Since 1957, if you had military service earnings for active duty (including active duty for training), you paid Social Security taxes on those earnings. Since 1988, inactive duty service in the Armed Forces reserves (such as weekend drills) has also been covered by Social Security.
Under certain circumstances, special extra earnings for your military service from 1957 through 2001 can be credited to your record for Social Security purposes. These extra earnings credits may help you qualify for Social Security or increase the amount of your Social Security benefit.
Special extra earnings credits are granted for periods of active duty or active duty for training. Special extra earnings credits are not granted for inactive duty training.

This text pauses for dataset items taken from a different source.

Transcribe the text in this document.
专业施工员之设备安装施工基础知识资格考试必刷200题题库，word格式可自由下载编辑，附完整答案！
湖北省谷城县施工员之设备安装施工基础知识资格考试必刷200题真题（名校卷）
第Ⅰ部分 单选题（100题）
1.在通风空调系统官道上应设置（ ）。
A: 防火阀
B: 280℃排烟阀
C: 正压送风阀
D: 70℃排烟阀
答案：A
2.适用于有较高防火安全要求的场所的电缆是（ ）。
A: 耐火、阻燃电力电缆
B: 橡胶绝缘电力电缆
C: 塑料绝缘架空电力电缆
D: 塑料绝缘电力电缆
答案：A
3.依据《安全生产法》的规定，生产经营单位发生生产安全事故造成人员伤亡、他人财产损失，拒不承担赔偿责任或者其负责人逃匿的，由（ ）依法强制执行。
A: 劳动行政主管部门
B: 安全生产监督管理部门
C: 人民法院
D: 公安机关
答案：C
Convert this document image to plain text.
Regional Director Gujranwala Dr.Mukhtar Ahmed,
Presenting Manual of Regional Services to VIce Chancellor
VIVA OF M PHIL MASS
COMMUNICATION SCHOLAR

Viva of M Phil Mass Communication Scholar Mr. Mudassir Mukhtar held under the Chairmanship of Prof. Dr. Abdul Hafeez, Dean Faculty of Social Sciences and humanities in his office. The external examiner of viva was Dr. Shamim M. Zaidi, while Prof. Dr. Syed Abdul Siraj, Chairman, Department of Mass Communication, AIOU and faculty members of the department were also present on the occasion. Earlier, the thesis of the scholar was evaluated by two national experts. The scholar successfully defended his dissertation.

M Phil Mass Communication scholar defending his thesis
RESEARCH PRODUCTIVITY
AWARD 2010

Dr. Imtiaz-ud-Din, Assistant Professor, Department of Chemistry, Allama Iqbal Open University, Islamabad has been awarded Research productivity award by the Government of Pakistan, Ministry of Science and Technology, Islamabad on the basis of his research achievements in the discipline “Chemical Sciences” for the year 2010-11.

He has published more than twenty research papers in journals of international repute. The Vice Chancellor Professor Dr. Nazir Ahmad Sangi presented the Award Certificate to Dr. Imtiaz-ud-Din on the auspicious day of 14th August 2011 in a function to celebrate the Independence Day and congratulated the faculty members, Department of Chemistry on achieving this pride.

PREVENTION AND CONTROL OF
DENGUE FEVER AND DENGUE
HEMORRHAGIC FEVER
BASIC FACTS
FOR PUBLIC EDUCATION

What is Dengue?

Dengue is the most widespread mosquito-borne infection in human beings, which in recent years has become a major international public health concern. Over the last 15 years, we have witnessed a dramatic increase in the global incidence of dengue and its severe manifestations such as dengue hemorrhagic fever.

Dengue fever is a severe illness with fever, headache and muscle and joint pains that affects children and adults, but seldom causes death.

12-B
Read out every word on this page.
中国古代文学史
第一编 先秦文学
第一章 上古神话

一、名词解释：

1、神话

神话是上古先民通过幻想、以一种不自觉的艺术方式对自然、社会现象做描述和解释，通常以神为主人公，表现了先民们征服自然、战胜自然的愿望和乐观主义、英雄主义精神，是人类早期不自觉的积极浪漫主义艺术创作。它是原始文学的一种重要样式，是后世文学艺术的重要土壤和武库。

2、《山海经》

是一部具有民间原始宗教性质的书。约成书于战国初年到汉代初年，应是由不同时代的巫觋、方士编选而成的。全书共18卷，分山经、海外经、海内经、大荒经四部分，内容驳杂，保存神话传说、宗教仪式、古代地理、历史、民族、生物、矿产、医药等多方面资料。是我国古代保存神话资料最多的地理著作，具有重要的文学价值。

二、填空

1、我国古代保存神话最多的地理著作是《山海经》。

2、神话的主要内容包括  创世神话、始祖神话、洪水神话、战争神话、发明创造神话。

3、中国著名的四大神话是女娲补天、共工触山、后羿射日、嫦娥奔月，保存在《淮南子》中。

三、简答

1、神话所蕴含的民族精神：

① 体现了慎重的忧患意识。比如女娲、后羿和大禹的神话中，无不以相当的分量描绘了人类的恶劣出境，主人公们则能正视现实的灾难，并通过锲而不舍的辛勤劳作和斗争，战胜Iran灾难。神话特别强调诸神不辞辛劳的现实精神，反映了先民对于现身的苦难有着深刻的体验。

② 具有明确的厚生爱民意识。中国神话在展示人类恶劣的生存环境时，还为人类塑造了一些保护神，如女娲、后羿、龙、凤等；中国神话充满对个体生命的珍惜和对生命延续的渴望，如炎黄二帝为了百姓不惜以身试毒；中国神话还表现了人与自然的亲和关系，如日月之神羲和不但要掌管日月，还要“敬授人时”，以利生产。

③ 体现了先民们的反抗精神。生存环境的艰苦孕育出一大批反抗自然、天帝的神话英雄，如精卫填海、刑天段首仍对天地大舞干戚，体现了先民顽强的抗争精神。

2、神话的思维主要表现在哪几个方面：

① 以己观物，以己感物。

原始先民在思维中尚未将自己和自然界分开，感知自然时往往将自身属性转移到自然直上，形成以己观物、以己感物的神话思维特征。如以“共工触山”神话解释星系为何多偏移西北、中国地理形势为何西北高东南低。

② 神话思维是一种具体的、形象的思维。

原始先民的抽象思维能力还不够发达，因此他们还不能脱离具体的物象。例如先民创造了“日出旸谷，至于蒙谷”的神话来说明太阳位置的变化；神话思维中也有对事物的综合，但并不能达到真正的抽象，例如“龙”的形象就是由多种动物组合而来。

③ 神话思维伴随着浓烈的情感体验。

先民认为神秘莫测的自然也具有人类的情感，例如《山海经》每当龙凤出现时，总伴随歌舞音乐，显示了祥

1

If your active military service occurred:
- From 1957 through 1967, Social Security will add the extra credits to your record when you apply for Social Security benefits.
- From 1968 through 2001, you do not need to do anything to receive these extra credits. The credits were automatically added to your record.
- After 2001, there are no special extra earnings credits for military service.
How You Get Credit For Special Extra Earnings
The information that follows applies only to active duty military service earnings from 1957 through 2001. Here’s how the special extra earnings are credited on your record:
Service in 1957 Through 1977
You are credited with $300 in additional earnings for each calendar quarter in which you received active duty basic pay.
Service in 1978 through 2001
For every $300 in active duty basic pay, you are credited with an additional $100 in earnings up to a maximum of $1,200 a year. If you enlisted after September 7, 1980, and didn’t complete at least 24 months of active duty or your full tour, you may not be able to receive the additional earnings.